Paying people to canvass in elections is an offence under the Representation of the People Act 1983.
But Mr Amin is said to have told the men: 'I'll put it to you bluntly. I need two white working class lads to go round those areas to say to people, 'You support the Army, if you support the troops then vote for this guy'. That's what I need."
When Mr Robinson suggested that would cost £500 a week, MrAmin is said to have replied: 'What's that, £250 each a week? They do April 4 to the first week of May, that'll be loads ... from our perspective, they're volunteers."
Mr Amin had been due to take on sitting Labour MP Ian Austin in the election on May 7. Mr Austin had a majority of 649 in Dudley North in 2010.
Labour frontbencher Jonathan Ashworth said: "Decent people in politics share the wide consensus that the EDL are quite simply despicable. These allegations regarding such a senior Conservative Party figure in Afzal Amin are quite simply jaw dropping.
"Given these allegations the Tory Party should take immediate steps to suspend Mr Amin from membership.
"What's more the Tory Party must also investigate who else might have been involved.
"The Tory campaign is tonight mired in deeply damaging allegations, such as those against Mr Amin and the ongoing controversy surrounding Tory Chairman Grant Shapps.

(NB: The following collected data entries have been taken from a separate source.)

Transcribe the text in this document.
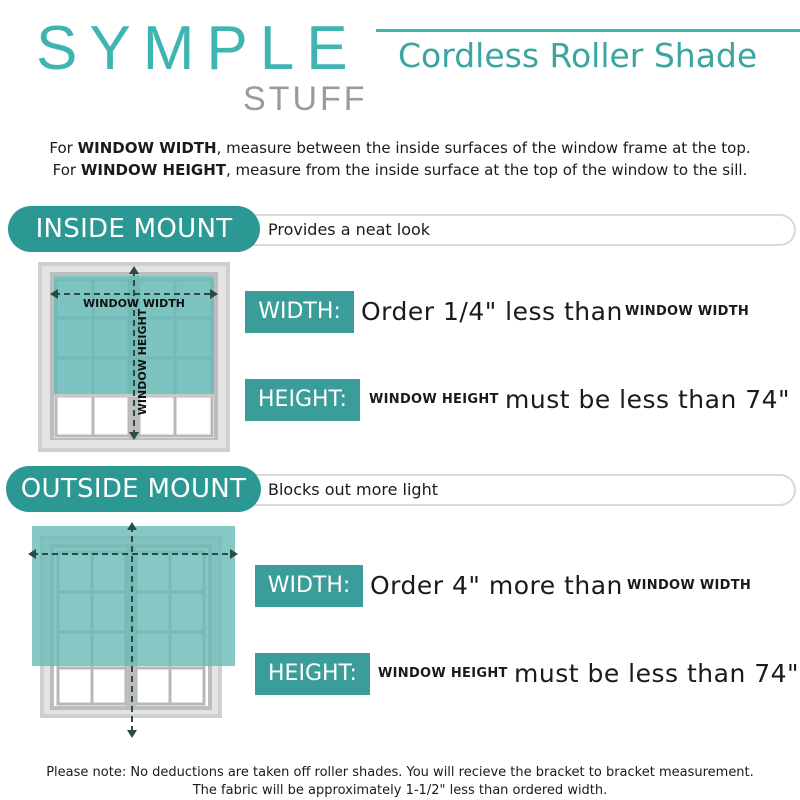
SYMPLE
STUFF
Cordless Roller Shade
For WINDOW WIDTH, measure between the inside surfaces of the window frame at the top.
For WINDOW HEIGHT, measure from the inside surface at the top of the window to the sill.
Provides a neat look
INSIDE MOUNT
WINDOW WIDTH
WINDOW HEIGHT	WIDTH: Order 1/4" less than WINDOW WIDTH
HEIGHT:	WINDOW HEIGHT must be less than 74"
Blocks out more light
OUTSIDE MOUNT
WIDTH: Order 4" more than WINDOW WIDTH
HEIGHT:	WINDOW HEIGHT must be less than 74"
Please note: No deductions are taken off roller shades. You will recieve the bracket to bracket measurement.
The fabric will be approximately 1-1/2" less than ordered width.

"As the Tories turn in on themselves, beset by problems of their own making, only Labour has a better plan for a better future."
Mr Austin said: "This is a shocking story. A really appalling turn of events, but it doesn't matter who the Tory candidate is because it's the Conservative Government's policies that mean 400 staff at Russells Hall Hospital are facing redundancy."
Around 600 members of the EDL descended on Dudley in February to protest against long-running plans for a new mosque.
The march was condemned by politicians from across the political divide as it resulted in traders closing and losing a day's takings, amid fears of a repeat of violence seen at other protests.